For the last eight years, my car (Bionic Baby, nee Baby) has been a pretty permanent fixture in my life. At 135k miles, I was figuring it would be for a few years more. With the very real possibility of the car being marked up as a total loss, the prospect of being carless is very freeing. We are looking into the possibility of using City Carshare for our driving needs, and not dealing with having a car for a while. What a concept! The smashing of my car has brought about a wonderful feeling of freedom.

Secondly, the prayer of Gomel. We said an ad hoc version of it yesterday in the sukkah. It was really amazing to surround myself with people in my time of needing healing (somewhat for my minor whiplash, and more for my bruised and traumatized psyche). Thanks to everybody there. I found the transliteration online, and also found that it is only meant to be said with a minyan. This makes sense, since the act is necessarily one that needs a community to complete it.

I want to share that communal prayer with you, and ask you to give me that spiritual feedback in whichever way you want.
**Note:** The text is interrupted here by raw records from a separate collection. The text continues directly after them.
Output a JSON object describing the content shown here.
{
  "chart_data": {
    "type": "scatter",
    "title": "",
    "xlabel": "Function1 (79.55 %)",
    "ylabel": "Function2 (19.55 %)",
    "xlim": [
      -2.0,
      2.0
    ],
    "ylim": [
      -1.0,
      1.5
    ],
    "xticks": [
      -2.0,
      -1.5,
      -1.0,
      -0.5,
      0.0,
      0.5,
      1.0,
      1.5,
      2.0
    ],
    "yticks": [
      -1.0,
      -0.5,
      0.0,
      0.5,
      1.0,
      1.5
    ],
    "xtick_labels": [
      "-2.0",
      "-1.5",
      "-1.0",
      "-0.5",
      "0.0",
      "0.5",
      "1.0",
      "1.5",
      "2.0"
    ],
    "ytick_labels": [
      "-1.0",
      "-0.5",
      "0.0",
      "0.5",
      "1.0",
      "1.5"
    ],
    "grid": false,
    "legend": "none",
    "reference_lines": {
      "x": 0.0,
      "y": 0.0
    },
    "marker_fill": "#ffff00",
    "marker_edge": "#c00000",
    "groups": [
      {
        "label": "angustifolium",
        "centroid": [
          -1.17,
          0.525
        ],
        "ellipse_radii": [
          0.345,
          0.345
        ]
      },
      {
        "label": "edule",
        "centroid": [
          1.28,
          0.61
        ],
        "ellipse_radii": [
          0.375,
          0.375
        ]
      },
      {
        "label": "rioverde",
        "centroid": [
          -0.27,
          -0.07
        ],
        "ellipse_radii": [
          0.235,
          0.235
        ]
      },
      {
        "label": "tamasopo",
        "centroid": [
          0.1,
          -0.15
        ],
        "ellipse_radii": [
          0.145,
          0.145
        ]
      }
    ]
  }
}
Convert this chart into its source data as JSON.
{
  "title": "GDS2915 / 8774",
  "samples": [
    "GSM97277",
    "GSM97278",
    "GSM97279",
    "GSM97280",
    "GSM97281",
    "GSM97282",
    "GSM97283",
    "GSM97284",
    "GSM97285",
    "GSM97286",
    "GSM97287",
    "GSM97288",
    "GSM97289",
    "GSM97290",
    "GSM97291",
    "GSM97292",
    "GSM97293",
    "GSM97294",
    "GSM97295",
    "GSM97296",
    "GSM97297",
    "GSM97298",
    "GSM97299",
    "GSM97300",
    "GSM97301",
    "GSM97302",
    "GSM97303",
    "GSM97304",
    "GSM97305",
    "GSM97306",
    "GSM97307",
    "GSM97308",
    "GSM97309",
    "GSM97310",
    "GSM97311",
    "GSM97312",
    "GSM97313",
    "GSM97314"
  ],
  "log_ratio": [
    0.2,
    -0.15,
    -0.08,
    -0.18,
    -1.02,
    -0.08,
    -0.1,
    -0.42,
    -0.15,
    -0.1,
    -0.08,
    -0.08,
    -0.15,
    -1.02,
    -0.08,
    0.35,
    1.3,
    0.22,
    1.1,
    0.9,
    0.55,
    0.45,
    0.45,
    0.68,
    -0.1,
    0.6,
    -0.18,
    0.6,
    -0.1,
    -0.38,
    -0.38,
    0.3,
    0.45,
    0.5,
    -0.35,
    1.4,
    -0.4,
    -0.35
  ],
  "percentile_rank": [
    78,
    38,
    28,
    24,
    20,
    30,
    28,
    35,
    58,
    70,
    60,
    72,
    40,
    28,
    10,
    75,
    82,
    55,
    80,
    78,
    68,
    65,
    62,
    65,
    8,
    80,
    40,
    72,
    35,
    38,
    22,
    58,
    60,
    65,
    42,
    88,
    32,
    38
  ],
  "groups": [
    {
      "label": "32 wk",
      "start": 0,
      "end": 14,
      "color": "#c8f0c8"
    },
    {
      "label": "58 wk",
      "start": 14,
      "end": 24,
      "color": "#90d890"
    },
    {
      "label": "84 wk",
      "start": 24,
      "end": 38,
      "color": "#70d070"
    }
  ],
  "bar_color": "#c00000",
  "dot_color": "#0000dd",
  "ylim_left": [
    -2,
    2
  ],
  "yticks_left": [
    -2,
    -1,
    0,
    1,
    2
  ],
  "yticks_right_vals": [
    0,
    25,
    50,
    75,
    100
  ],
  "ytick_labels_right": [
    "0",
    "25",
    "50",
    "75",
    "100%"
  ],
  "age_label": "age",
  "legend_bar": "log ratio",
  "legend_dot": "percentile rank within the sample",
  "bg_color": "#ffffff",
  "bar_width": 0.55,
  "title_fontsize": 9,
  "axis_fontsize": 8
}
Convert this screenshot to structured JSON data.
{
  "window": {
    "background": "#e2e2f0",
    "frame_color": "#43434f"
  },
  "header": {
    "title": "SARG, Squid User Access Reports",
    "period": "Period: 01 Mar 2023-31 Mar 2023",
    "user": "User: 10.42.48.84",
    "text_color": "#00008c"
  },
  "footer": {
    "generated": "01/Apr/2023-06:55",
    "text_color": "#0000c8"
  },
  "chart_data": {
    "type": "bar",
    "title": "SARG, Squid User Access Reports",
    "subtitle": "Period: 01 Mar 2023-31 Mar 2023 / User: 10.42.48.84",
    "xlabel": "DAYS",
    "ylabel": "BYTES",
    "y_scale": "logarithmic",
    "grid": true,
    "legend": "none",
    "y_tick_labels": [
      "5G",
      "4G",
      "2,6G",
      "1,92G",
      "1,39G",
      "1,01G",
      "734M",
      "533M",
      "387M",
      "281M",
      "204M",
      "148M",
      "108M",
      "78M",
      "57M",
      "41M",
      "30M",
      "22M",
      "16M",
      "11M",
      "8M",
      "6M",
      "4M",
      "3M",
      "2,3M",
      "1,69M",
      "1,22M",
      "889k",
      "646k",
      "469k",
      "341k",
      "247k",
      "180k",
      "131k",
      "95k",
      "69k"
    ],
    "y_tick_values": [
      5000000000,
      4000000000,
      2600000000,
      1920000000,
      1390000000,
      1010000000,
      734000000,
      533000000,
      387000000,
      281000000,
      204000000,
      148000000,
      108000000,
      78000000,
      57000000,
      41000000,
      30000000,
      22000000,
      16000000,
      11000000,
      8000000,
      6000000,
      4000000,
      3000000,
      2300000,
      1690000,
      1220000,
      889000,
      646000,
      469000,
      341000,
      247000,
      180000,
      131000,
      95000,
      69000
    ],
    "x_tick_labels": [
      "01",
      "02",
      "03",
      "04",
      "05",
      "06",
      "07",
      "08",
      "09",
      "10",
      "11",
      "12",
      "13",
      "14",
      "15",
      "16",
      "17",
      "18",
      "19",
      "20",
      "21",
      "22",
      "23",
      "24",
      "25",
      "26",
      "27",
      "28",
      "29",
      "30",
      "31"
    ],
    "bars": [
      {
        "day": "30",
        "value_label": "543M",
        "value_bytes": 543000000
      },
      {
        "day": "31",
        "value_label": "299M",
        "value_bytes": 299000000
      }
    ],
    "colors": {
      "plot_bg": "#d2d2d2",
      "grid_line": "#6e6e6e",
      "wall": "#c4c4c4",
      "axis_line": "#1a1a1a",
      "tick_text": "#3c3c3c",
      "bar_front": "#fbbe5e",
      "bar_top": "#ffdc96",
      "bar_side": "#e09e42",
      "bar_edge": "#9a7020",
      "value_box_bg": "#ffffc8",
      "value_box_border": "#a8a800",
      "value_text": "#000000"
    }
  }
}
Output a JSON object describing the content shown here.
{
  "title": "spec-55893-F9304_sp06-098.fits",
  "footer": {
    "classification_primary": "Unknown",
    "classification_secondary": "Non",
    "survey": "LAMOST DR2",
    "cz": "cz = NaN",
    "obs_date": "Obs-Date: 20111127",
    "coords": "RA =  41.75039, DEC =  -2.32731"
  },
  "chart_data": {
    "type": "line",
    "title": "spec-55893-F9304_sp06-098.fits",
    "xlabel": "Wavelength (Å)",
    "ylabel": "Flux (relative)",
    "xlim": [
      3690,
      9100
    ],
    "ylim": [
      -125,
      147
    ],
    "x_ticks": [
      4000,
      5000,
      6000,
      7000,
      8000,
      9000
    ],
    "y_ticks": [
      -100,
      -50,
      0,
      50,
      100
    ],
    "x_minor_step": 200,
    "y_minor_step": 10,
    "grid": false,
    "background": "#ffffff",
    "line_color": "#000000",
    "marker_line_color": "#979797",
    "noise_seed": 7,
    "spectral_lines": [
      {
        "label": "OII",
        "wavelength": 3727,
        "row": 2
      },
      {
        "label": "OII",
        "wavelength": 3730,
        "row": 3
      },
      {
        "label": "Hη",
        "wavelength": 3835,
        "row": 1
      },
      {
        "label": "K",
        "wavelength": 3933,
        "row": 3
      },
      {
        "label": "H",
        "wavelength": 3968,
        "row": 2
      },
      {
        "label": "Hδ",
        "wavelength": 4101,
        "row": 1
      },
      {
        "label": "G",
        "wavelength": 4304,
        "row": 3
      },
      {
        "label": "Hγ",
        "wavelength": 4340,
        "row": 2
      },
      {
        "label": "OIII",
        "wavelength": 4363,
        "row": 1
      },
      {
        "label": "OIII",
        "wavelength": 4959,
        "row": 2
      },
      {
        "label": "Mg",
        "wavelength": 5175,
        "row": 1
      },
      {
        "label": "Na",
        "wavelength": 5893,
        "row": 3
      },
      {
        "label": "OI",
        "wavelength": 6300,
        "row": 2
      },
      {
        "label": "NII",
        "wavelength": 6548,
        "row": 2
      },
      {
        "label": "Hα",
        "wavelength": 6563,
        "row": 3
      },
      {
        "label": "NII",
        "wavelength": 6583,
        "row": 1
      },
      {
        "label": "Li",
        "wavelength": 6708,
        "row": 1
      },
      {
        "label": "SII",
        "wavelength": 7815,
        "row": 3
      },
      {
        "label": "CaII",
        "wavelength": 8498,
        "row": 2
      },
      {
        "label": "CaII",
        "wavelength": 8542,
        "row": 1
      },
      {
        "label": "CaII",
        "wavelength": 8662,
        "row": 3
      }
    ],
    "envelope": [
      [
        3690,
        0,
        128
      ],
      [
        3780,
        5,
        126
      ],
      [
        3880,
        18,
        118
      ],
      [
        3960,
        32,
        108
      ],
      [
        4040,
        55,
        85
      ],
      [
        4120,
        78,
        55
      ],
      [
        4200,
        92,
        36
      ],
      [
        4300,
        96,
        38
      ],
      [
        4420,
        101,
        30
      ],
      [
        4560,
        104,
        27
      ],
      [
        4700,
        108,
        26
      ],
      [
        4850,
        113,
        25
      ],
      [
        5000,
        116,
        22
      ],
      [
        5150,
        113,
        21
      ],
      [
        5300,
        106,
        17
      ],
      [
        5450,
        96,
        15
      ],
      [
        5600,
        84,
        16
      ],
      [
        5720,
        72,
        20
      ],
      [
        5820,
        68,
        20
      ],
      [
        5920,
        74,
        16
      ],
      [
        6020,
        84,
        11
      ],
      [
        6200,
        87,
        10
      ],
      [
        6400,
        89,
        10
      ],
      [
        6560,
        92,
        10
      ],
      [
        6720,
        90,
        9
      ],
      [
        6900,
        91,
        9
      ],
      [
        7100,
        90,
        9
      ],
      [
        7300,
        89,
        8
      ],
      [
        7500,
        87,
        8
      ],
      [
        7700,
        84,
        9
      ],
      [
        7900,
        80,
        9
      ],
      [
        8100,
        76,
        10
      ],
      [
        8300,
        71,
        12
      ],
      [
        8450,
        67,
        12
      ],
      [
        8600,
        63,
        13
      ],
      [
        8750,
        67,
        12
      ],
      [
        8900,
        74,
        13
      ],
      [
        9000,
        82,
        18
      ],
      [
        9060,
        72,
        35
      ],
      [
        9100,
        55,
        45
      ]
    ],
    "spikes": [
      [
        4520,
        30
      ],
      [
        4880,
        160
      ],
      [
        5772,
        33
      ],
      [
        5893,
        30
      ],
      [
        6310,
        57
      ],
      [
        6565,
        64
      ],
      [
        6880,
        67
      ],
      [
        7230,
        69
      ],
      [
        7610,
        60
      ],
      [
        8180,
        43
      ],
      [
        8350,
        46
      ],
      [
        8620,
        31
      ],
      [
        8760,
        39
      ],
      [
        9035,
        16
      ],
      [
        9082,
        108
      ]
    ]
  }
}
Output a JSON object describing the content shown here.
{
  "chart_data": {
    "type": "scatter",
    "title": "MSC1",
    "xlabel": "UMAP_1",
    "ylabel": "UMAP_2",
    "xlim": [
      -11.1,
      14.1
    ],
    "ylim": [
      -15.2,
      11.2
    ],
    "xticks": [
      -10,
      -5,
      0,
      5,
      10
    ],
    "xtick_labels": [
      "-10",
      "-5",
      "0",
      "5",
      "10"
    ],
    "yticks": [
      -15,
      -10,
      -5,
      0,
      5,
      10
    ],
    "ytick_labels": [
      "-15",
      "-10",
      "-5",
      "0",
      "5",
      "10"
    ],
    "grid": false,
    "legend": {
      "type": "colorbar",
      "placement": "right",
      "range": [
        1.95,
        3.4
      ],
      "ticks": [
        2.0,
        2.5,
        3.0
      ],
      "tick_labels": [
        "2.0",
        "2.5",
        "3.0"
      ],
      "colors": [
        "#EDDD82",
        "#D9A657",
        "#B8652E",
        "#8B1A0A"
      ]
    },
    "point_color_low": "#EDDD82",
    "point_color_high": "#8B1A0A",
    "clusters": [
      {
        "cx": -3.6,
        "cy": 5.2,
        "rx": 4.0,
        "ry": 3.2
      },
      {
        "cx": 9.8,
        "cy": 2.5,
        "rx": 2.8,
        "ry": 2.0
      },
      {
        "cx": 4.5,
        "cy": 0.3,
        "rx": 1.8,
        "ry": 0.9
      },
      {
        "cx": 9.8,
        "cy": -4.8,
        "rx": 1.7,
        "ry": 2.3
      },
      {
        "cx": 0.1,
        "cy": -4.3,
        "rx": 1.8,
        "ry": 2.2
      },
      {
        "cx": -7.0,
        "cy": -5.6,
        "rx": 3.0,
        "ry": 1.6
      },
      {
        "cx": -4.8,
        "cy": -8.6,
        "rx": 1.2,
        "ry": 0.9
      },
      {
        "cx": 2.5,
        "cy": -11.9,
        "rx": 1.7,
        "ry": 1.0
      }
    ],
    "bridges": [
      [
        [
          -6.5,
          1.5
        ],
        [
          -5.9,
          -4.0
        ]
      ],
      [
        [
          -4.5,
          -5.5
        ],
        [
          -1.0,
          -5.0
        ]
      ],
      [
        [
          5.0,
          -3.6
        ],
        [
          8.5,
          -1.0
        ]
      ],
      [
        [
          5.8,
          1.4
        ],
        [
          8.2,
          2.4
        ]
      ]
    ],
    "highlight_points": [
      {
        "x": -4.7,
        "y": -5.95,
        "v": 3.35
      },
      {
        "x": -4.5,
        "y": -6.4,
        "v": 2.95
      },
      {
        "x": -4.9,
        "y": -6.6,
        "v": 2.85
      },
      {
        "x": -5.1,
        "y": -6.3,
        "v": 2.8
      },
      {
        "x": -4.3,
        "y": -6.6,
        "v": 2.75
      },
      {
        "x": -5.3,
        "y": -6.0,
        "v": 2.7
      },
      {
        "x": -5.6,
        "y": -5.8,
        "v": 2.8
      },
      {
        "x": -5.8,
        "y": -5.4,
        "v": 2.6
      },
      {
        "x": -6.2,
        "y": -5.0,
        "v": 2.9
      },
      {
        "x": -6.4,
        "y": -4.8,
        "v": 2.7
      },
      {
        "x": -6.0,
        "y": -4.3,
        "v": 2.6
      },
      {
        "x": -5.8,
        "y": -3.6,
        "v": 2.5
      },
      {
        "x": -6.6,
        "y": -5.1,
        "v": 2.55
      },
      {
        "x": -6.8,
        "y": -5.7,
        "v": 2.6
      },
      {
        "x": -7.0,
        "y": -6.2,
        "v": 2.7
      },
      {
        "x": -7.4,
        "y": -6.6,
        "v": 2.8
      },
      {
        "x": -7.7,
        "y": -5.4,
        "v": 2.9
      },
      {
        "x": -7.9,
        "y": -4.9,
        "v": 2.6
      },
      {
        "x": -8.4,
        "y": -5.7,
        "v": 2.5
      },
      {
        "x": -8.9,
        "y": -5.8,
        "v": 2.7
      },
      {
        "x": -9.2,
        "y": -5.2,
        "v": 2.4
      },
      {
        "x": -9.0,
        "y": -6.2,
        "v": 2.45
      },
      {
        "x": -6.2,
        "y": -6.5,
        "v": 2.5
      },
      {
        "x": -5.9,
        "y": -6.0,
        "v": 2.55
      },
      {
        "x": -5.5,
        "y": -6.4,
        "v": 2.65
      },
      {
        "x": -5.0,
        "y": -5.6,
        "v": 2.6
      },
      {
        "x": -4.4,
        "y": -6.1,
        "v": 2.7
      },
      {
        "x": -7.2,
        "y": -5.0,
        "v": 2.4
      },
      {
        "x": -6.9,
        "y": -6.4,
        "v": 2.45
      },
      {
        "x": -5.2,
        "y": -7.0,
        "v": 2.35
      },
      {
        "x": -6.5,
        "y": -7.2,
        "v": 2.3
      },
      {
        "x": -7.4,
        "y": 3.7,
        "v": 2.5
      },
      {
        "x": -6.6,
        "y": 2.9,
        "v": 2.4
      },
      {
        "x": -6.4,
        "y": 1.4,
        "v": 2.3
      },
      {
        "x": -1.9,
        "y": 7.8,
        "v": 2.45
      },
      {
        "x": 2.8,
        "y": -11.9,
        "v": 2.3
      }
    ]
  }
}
I include the traditional response below as well.

Baruch Atah adonay eloheynu melech ha’olam shegomel lechayavim tovot shegmalani kol tov.
Blessed are you, Lord, our Gd, Ruler of the Universe, who bestows good to the living and who has dealt great goodness upon me.

Baruch atah adonay eloheynu melech ha’olam shehechiyanu vikiyamanu vehigianu lazman hazeh.
Blessed are you, Lord, our Gd, Ruler of the Universe, for giving us life, for sustaining us, and for enabling us to reach this day.

Communal Response:
Mi shegmalcha kol tuv hu yigmalcha kol tov selah.
May the One who has been gracious (or shown kindness) to you continue to favor you with all that is good (show kindness to you) forever.